Equipped with experience and skills to excel in sales, marketing, and account management capacities
Key Account Manager
Superior capabilities to build productive client relationships, increase sales, and penetrate new markets
Professional Profile / Core Competencies Sections
Next, review your professional profile and core competencies sections, and compare them with the job description. What are the 3-4 main qualifications of the role that align closely to your skill set? Make sure that those qualifications shine through in the profile section. You may even format key words using bold text to attract your reader’s attention. For example, if your targeted role emphasizes digital sales experience, public speaking skills, and collaboration, you could include content like this: Demonstrated knowledge of digital sales environment; possess strong communication and public speaking skills as well as ability to create a clear vision. Known for partnering at all levels and effecting change as a true business strategist.

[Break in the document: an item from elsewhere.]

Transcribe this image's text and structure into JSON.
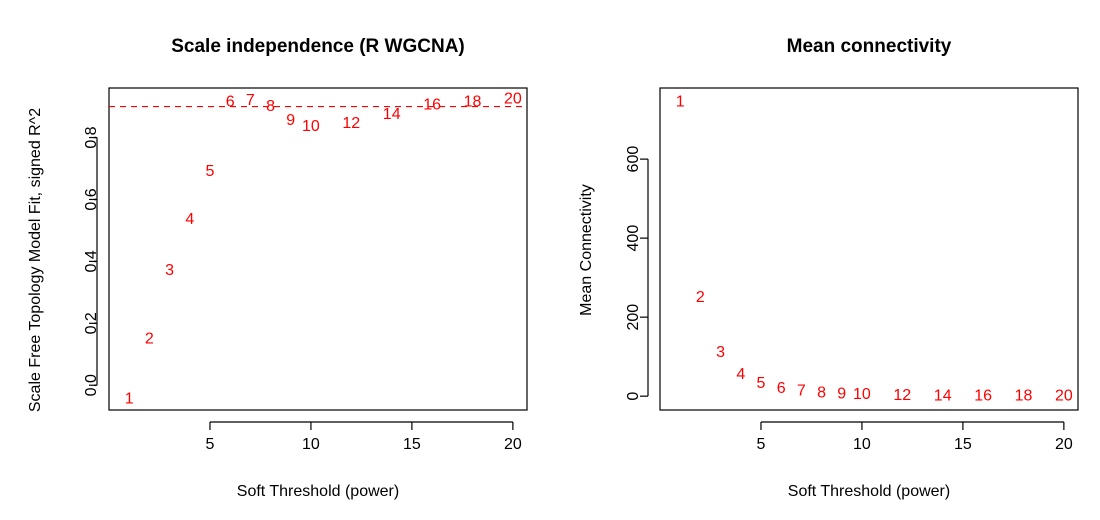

After you have tweaked your profile paragraph, review your list of core competencies. Reorder them so that the most important skills are listed in the first row and the first column. Remove any unnecessary skills, like less pertinent technologies or areas of expertise. Be sure to use language that mimics what you noted in the job description. For instance, using “Client Relations” instead of “Customer Relations.”
Experience Section – All the Wins!
Finally, review your Experience section. Try using a chrono-functional hybrid format in your experience description. This format splits your experience description for each role into functional categories. For instance, Account Expansion, Sales Training Excellence, Operational Improvements, and Territory Management & Revenue Generation. Each category should contain a few bullet-pointed statements describing your key achievements, ideally with quantifiable metrics (or qualitative ones, if applicable).
If the targeted role emphasizes training new sales staff, list the Sales Training Excellence category first. Conversely, if the role focuses on growing existing accounts, Account Expansion gets the prime location. You may find that you also tweak some content within the description here and there, but this format allows for optimal flexibility and efficient tailoring.